Le bitcoin a toujours eu une certaine côte dans les mouvements marginaux de gauche comme de droite, du fait de sa nature décentralisée et de sa technologie cryptée. Mais sa popularité au sein de l’alt-right s’est accélérée après les événements de Charlottesville, où s’étaient réunis plusieurs groupes néonazis pour des manifestations en août 2017, décrit Tristan Mendès-France : « Plusieurs comptes liés à l’alt-right avaient été bannis de nombreuses plateformes, comme PayPal et GoFundMe. Or, ils les utilisaient beaucoup pour des campagnes de crowdfunding, afin de financer des initiatives comme le bateau anti-migrants en Europe, ou régler les frais de justice de figures de l’alt-right. » Il a donc fallu trouver une alternative monétaire.

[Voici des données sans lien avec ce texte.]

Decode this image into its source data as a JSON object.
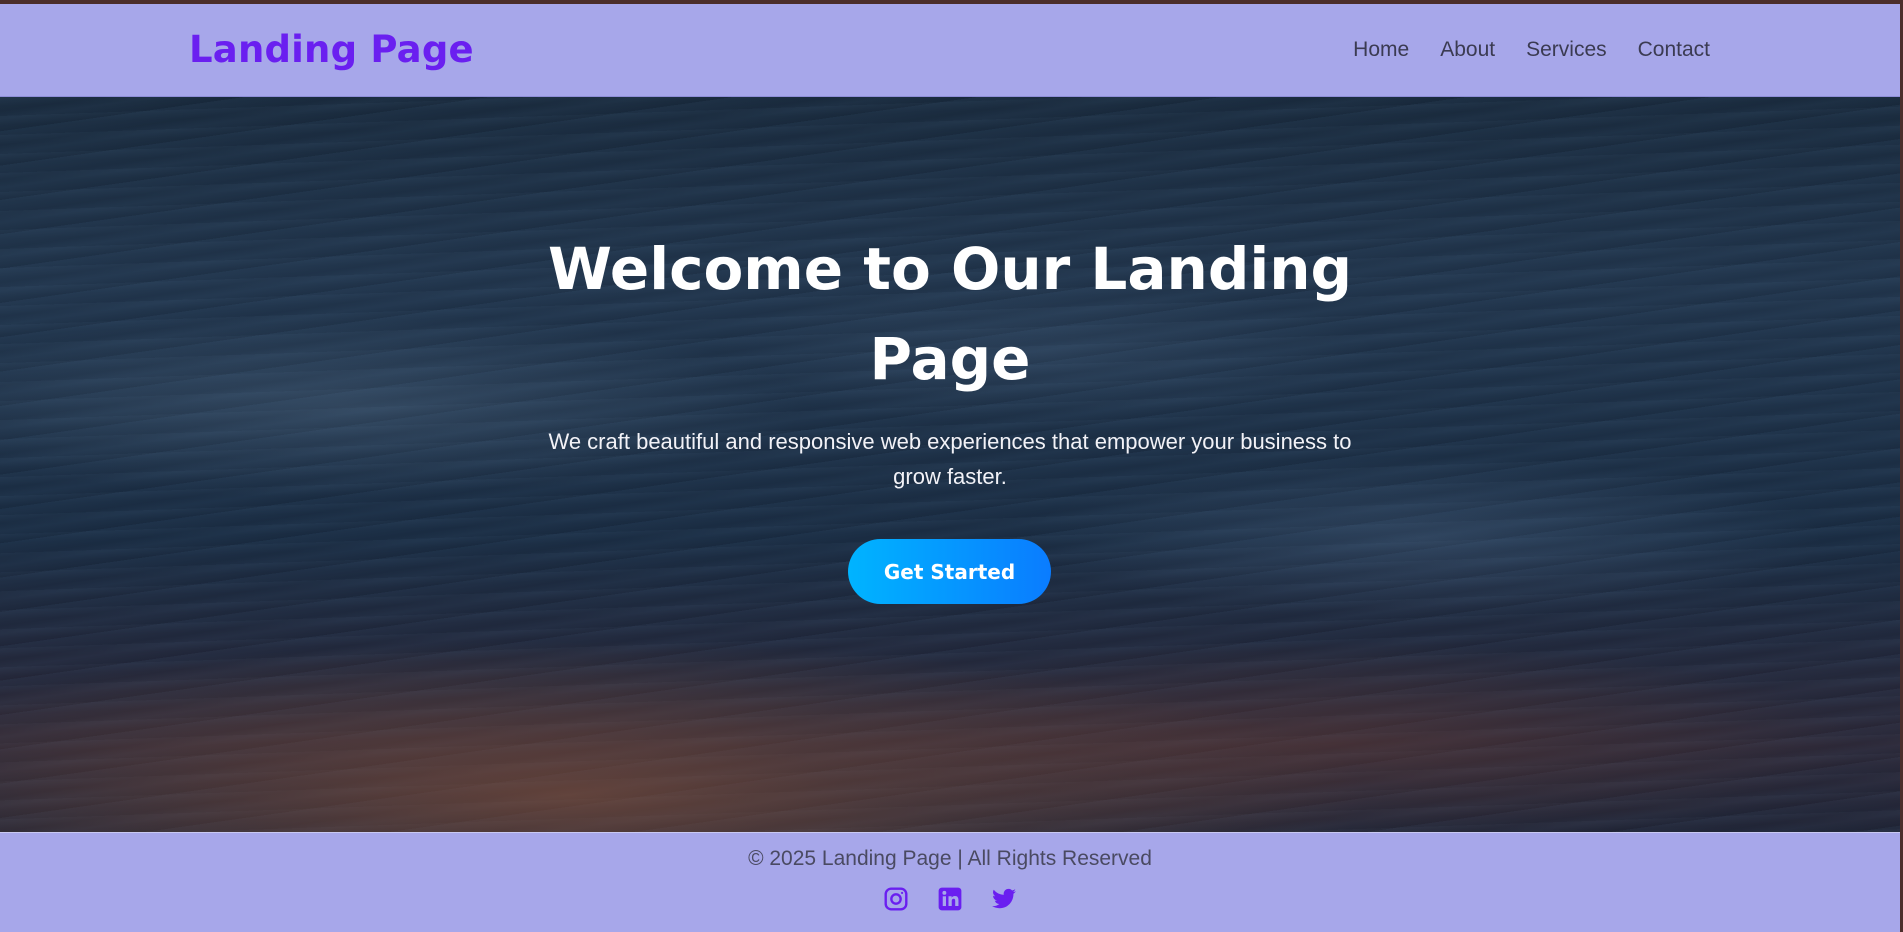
{
  "header": {
    "brand": "Landing Page",
    "nav": [
      {
        "label": "Home"
      },
      {
        "label": "About"
      },
      {
        "label": "Services"
      },
      {
        "label": "Contact"
      }
    ]
  },
  "hero": {
    "title": "Welcome to Our Landing Page",
    "subtitle": "We craft beautiful and responsive web experiences that empower your business to grow faster.",
    "cta_label": "Get Started"
  },
  "footer": {
    "copyright": "© 2025 Landing Page | All Rights Reserved",
    "social": [
      {
        "icon": "instagram-icon"
      },
      {
        "icon": "linkedin-icon"
      },
      {
        "icon": "twitter-icon"
      }
    ]
  },
  "colors": {
    "accent": "#6a1ff0",
    "navbar_bg": "#a7a7ea",
    "cta_start": "#00b4ff",
    "cta_end": "#0a7cff"
  }
}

« Contourner les rouages du système »

WeSearchr est la plus célèbre de ces plateformes de l’alt-right compilant des dizaines de projets à financer, avec possibilité de payer en bitcoin. Le site est connu en France pour avoir lancé l’initiative du bateau anti-migrants, et avoir proposé 5.000 dollars à qui prouverait l’homosexualité d’Emmanuel Macron. Dans un autre registre, Wikileaks, très suivi par l’alt-right, propose des dons en bitcoin. Et les développeurs de Gab, l’un des réseaux favoris de l’extrême droite, au logo rappelant Pepe The Frog, réfléchissent à faire reposer leur service sur la technologie blockchain, utilisée par les crypto-monnaies, sujet fortement discuté sur le réseau ainsi que sur Reddit et 4Chan, deux repaires des adeptes de l’alt-right.

Pour le spécialiste du fonctionnement en ligne de la mouvance, le bitcoin s’insère parfaitement dans « un imaginaire fait de haine de toute instance supra-étatique, avec l’idée de court-circuiter la finance internationale, le gouvernement, le contrôle des devises par l’Etat et finalement contourner les rouages du système ». L’identité alternative et évanescente du bitcoin est jugée en phase avec la logique idéologique de l’alt-right : « Cette monnaie est très haute dans les fantasmes de la mouvance, qui affirme vouloir redonner le pouvoir à l’individu contre le système », conclut Tristan Mendès-France.